Common Respiratory infections
Cleaning the coop and changing the bedding also help chickens that are suffering from sneezing, wheezing, and coughing from a simple chicken cold.
Veterinarians will also recommend the appropriate antibiotics required to treat specific ailments.
If your chickens are infected with a disease or viral infection, it is important to keep your chickens warm, dry, and out of the elements.
Speak with a veterinarian to determine possible sicknesses and solutions that may be affecting your flock.
Tips for encouraging good health among your flock
You can do several good practices and preventative things to promote good health and consistent egg yields from your chickens.
- Proper airflow and ventilation help ensure the air they are circulating, and breathing is free of mold, moisture, and dust.

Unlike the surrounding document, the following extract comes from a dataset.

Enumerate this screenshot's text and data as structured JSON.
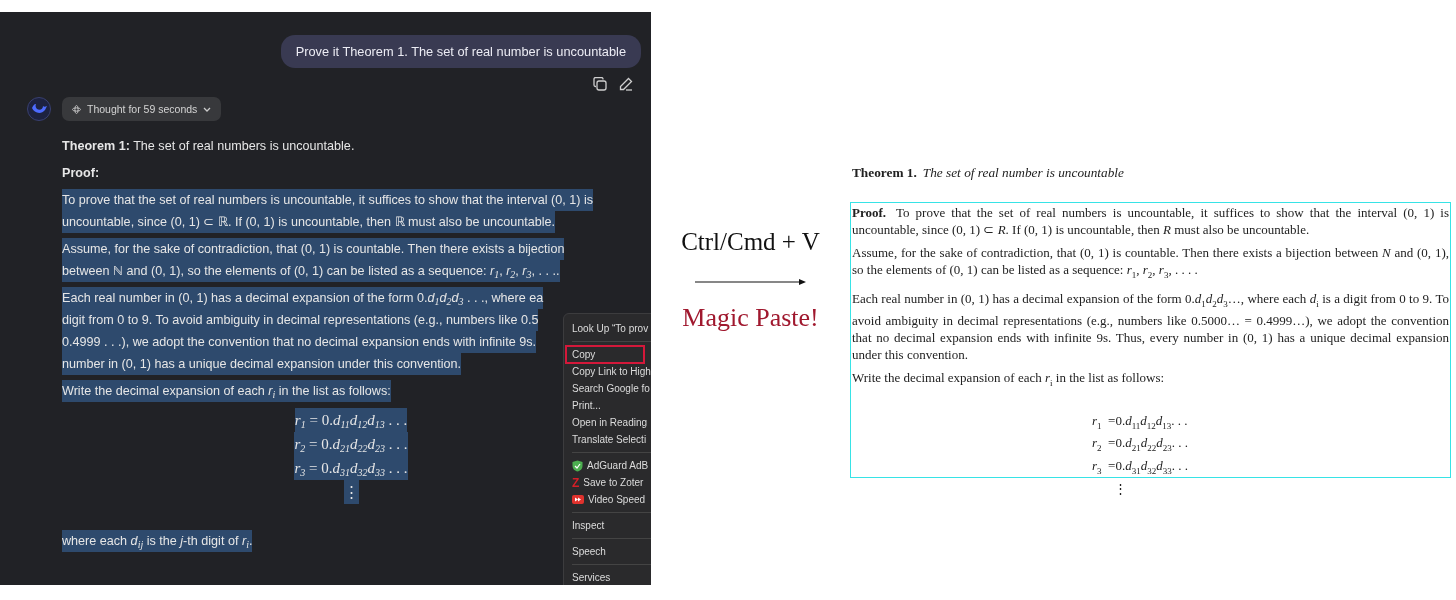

- Regularly clean their coop and fresh bedding – it is vital for the health of your chickens. Over time, bedding becomes dirty with feces and urine and can become wet from the elements. This can cause it to grow mold and hold different parasites you do not want your chickens to get.
- Keep up on all their vaccinations – this prevents against common diseases and viral infections your chickens may be susceptible to.
- Keep them warm and dry during inclement weather – make sure they have fresh, warm bedding and their coop is protected from any drafts or leaks.
- Plenty of fresh water and feed – it is important to make sure food and water are fresh and kept away from any contaminations. Some people prefer to hang their feeders and waterers off the ground to help keep them clean.
There are many plausible causes for your chickens to be shaking their heads. The important thing to remember is to identify if it is a chronic issue or not.
If other symptoms occur, contact your veterinarian, and do your best to identify the source of their ailment.
There are preventative measures you can take to ensure the health and prosperity of your flock.